Sebagai respons terhadap ancaman ini, para pejabat VOC mengorganisir perburuan massal harimau. Mereka menawarkan hadiah besar kepada pemburu yang berhasil menangkap harimau. Pemberian hadiah terhadap pemburu harimau sempat dihentikan pada 1762, karena memakan anggaran yang terlampau besar.
Namun, pada Maret 1817, Residen Cirebon meminta izin kepada Gubernur Jenderal untuk menghidupkan kembali sistem ini menyusul meningkatnya populasi harimau di sekitar kota tersebut. Permintaan itu kemudian diikuti oleh para residen lain yang mengeluhkan masalah serupa. Menurut data yang dihimpun Peter Boomgaard (2001), saat itu masih terdapat sekitar 2500 ekor di Pulau Jawa.
Bersamaan dengan itu, penduduk Jawa sedang dilanda kelaparan dan kemiskinan akut lantaran kekeringan berkepanjangan. Sistem pemberian hadiah dengan imbalan yang mencapai f22 tentu sangat menarik bagi warga yang memiliki pendapatan per kapita sekitar f45. Hasilnya, pada akhir 1820-an, tercatat ada 1100 harimau yang dibunuh atau ditangkap.
Citra harimau Jawa yang sebelumnya dipandang sebagai manifestasi roh leluhur berubah secara drastis, menjadi hewan buas yang layak untuk diburu.
Bahkan, Bataviasche Courant, surat kabar resmi pemerintah, pernah memuat artikel yang mengusulkan pembentukan Perhimpunan Pemusnahan Harimau di Jawa. Meskipun usulan ini tidak pernah terwujud, pemerintah kolonial tetap menjadikan harimau sebagai ancaman yang harus dimusnahkan.
Antara tahun 1862 dan 1904, angka kematian orang yang disebabkan oleh serangan harimau di Jawa dan Sumatra diumumkan setiap tahun dalam Koloniaal Verslag (Laporan Kolonial). Pengumpulan dan publikasi data ini terkait dengan keputusan pemerintah tertanggal 8 Agustus 1862, No. 7 yang menetapkan sistem hadiah bagi siapa pun yang berhasil membunuh harimau di seluruh karesidenan Jawa dan Sumatra.
Keputusan ini secara tidak langsung memicu praktik perburuan harimau di seluruh wilayah Jawa dan Sumatra. Orang-orang bersaing untuk membunuh harimau demi mendapatkan hadiah. Sistem hadiah ini baru dihapuskan pada tahun 1897, bukan karena pemerintah menganggap ancaman terhadap harimau telah hilang, melainkan karena dianggap terlalu mahal dan tidak efisien.
Kepunahan Harimau Jawa
Kendati upaya pemburuan harimau dikurangi setelah penghapusan sistem hadiah, praktik perburuan ini tidak berhenti sepenuhnya. Pada abad ke-20, para pemburu masih menjadikan harimau sebagai sasaran buruan utama. Akibatnya, hanya tersisa sekitar 200-300 harimau Jawa pada awal 1940-an.
Ironisnya, jumlah harimau Jawa terus berkurang pasca kemerdekaan. Hingga akhir tahun 1960-an, harimau masih diburu di Banyuwangi. Namun, setelah itu harimau-harimau tersebut benar-benar sulit untuk ditemukan.

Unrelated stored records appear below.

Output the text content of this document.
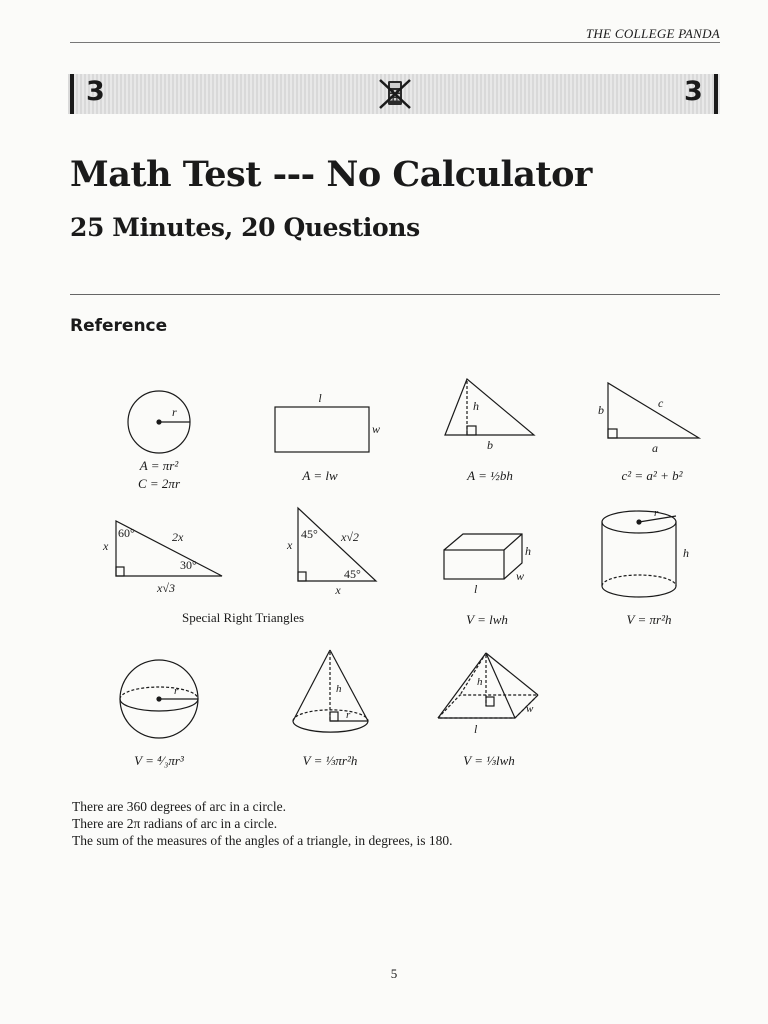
THE COLLEGE PANDA
3	3
Math Test --- No Calculator
25 Minutes, 20 Questions
Reference
r
A = πr²
C = 2πr
l
w
A = lw
h
b
A = ½bh
b	c
a
c² = a² + b²
60°
30°
x
2x
x√3
45°
45°
x
x√2
x
Special Right Triangles
h
w
l
V = lwh
r
h
V = πr²h
r
V = ⁴⁄₃πr³
h
r
V = ⅓πr²h
h
w
l
V = ⅓lwh
There are 360 degrees of arc in a circle.
There are 2π radians of arc in a circle.
The sum of the measures of the angles of a triangle, in degrees, is 180.
5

Seorang pemburu harimau yang biasanya menangkap seekor harimau setiap tahun dengan perangkap baja, mengaku menangkap harimau terakhirnya pada 1962. Pada tahun 1976, harimau hanya dapat ditemukan di kawasan Meru-Betiri, Banyuwangi. Sayangnya, hanya tiga harimau yang tersisa di Meru-Betri.
Baca juga: Merawat Alam, Sejarah Konservasi pada Masa Kolonial
Memasuki tahun 1980-an, jejak harimau Jawa sudah tidak dapat ditemukan lagi. Sejak saat itu, harimau Jawa secara resmi terdaftar sebagai spesies yang telah punah.
Berbagai kisah muncul mengiringi kematian harimau Jawa yang terakhir. Konon harimau terakhir ini mati ditembak oleh Soeharto, Pangeran Bernhard dari Belanda atau Shah Iran. Namun, terlepas dari semua itu, kepunahan harimau merupakan contoh nyata dari ketamakan manusia dalam memonopoli sumber daya alam tanpa menghiraukan makhluk lain di sekitarnya.
Daftar Pustaka
Ashraf, M. A. (2006). The extirpation of Bali and Javan tiger: lessons from the past. Biotropica, 28, 105-112.
Boomgaard, P. (2008). Frontiers of fear: tigers and people in the Malay world, 1600-1950. Yale University Press.
Meijaard, E. (2004). Biogeographic history of the Javan leopard Panthera pardus based on a craniometric analysis. Journal of Mammalogy, 85(2), 302-310.
Seidensticker, J., & Syuono, I. (1980). The Javan tiger and the Meru-Betiri Reserve: A plan for management.
Wessing, R. (1995). The last tiger in East Java: symbolic continuity in ecological change. Asian Folklore Studies, 191-218.